Super Micro Price Target Cut to $25 as 8% Margin and Legal Risks Weigh
Mizuho cut Super Micro’s price target to $25 from $33 and kept a Neutral rating, citing trade risks favoring Dell and legal scrutiny of co-founder Wally Liaw’s export-control charges. The firm flagged Super Micro’s 8% gross margin as a weakness despite forecasting 44% CAGR in AI server spending through 2029.
1. Price Target Reduction
Mizuho lowered its price target on Super Micro Computer to $25 from $33 while maintaining a Neutral rating. This adjustment followed a roughly 2% share decline as the stock traded below the new target level.

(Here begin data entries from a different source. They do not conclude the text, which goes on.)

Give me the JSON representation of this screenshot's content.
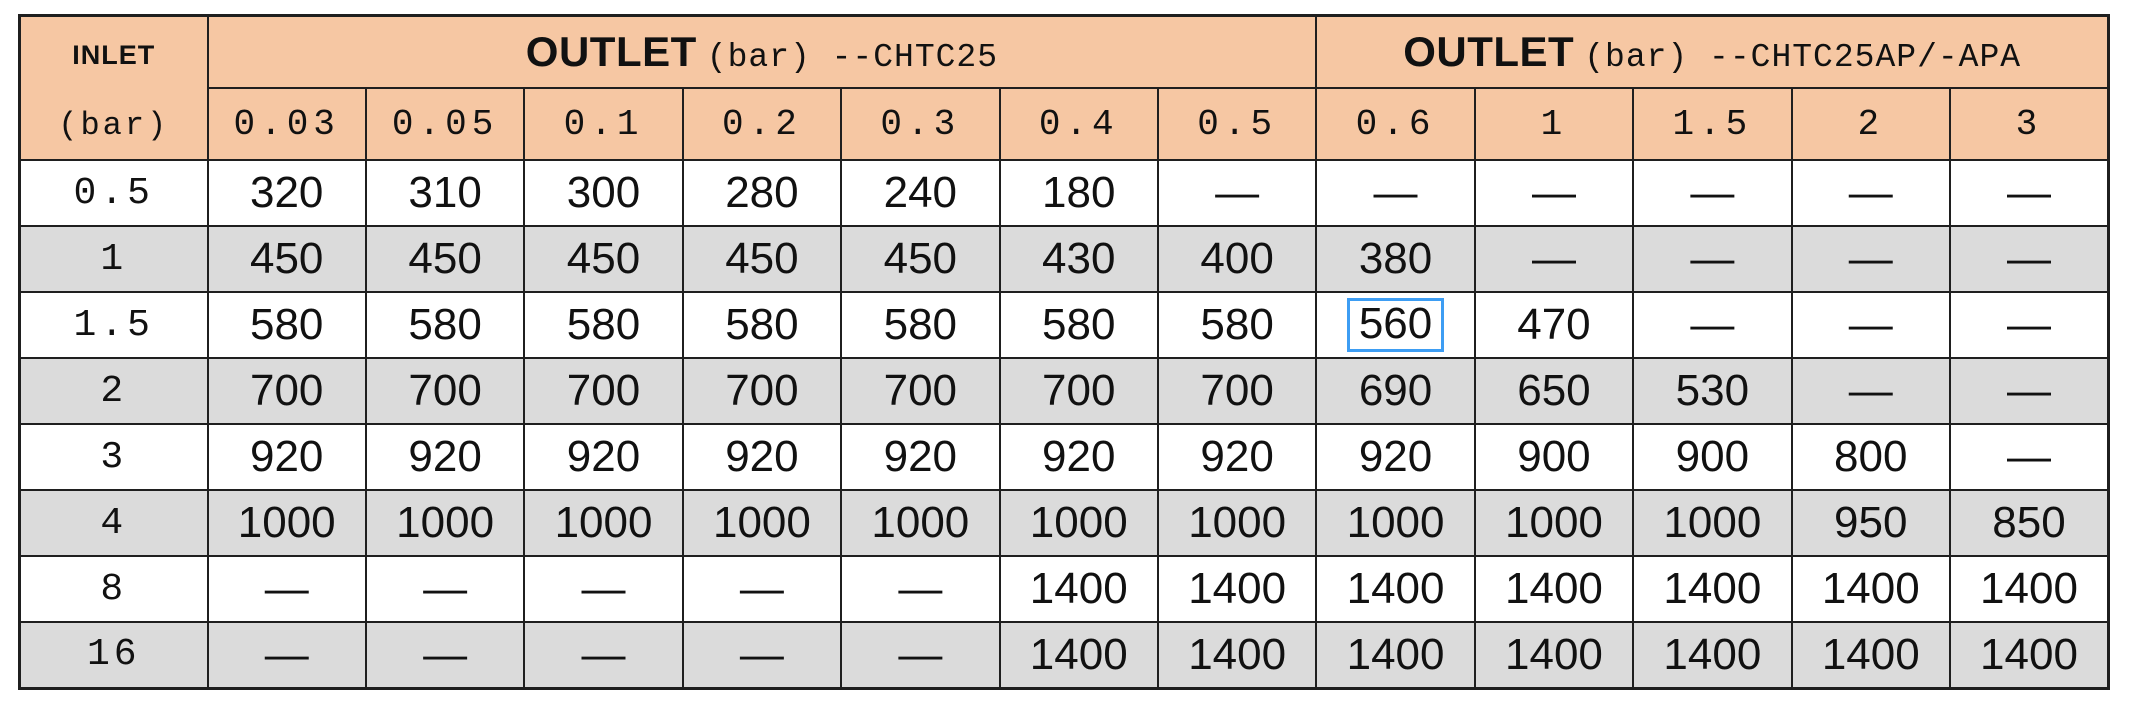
{
  "table": {
    "corner": {
      "line1": "INLET",
      "line2": "(bar)"
    },
    "group_headers": [
      {
        "bold": "OUTLET",
        "rest": "(bar) --CHTC25",
        "colspan": 7
      },
      {
        "bold": "OUTLET",
        "rest": "(bar) --CHTC25AP/-APA",
        "colspan": 5
      }
    ],
    "outlet_columns": [
      "0.03",
      "0.05",
      "0.1",
      "0.2",
      "0.3",
      "0.4",
      "0.5",
      "0.6",
      "1",
      "1.5",
      "2",
      "3"
    ],
    "empty_marker": "—",
    "rows": [
      {
        "inlet": "0.5",
        "values": [
          "320",
          "310",
          "300",
          "280",
          "240",
          "180",
          "—",
          "—",
          "—",
          "—",
          "—",
          "—"
        ]
      },
      {
        "inlet": "1",
        "values": [
          "450",
          "450",
          "450",
          "450",
          "450",
          "430",
          "400",
          "380",
          "—",
          "—",
          "—",
          "—"
        ]
      },
      {
        "inlet": "1.5",
        "values": [
          "580",
          "580",
          "580",
          "580",
          "580",
          "580",
          "580",
          "560",
          "470",
          "—",
          "—",
          "—"
        ]
      },
      {
        "inlet": "2",
        "values": [
          "700",
          "700",
          "700",
          "700",
          "700",
          "700",
          "700",
          "690",
          "650",
          "530",
          "—",
          "—"
        ]
      },
      {
        "inlet": "3",
        "values": [
          "920",
          "920",
          "920",
          "920",
          "920",
          "920",
          "920",
          "920",
          "900",
          "900",
          "800",
          "—"
        ]
      },
      {
        "inlet": "4",
        "values": [
          "1000",
          "1000",
          "1000",
          "1000",
          "1000",
          "1000",
          "1000",
          "1000",
          "1000",
          "1000",
          "950",
          "850"
        ]
      },
      {
        "inlet": "8",
        "values": [
          "—",
          "—",
          "—",
          "—",
          "—",
          "1400",
          "1400",
          "1400",
          "1400",
          "1400",
          "1400",
          "1400"
        ]
      },
      {
        "inlet": "16",
        "values": [
          "—",
          "—",
          "—",
          "—",
          "—",
          "1400",
          "1400",
          "1400",
          "1400",
          "1400",
          "1400",
          "1400"
        ]
      }
    ],
    "highlight": {
      "row_index": 2,
      "col_index": 7,
      "value": "560"
    }
  },
  "colors": {
    "header_bg": "#f6c7a3",
    "alt_row_bg": "#dbdbdb",
    "row_bg": "#ffffff",
    "border": "#1f1f1f",
    "highlight_border": "#3d9df3"
  }
}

2. Trade and Competitive Risks
The firm cited potential trade-related challenges that could divert AI server orders to competitors like Dell, which has a substantially larger AI services organization capable of capturing reallocating business.
3. Legal Scrutiny
Super Micro faces legal headwinds after co-founder Wally Liaw pleaded not guilty to charges of illegally diverting Nvidia-powered servers to China in violation of U.S. export controls, and shareholders have launched a class action alleging undisclosed compliance issues.
4. Margin and Industry Outlook
Despite strong AI server demand forecasted through 2029 with a 44% compound annual growth rate, Super Micro’s 8% gross profit margin remains a competitive weakness compared with industry peers.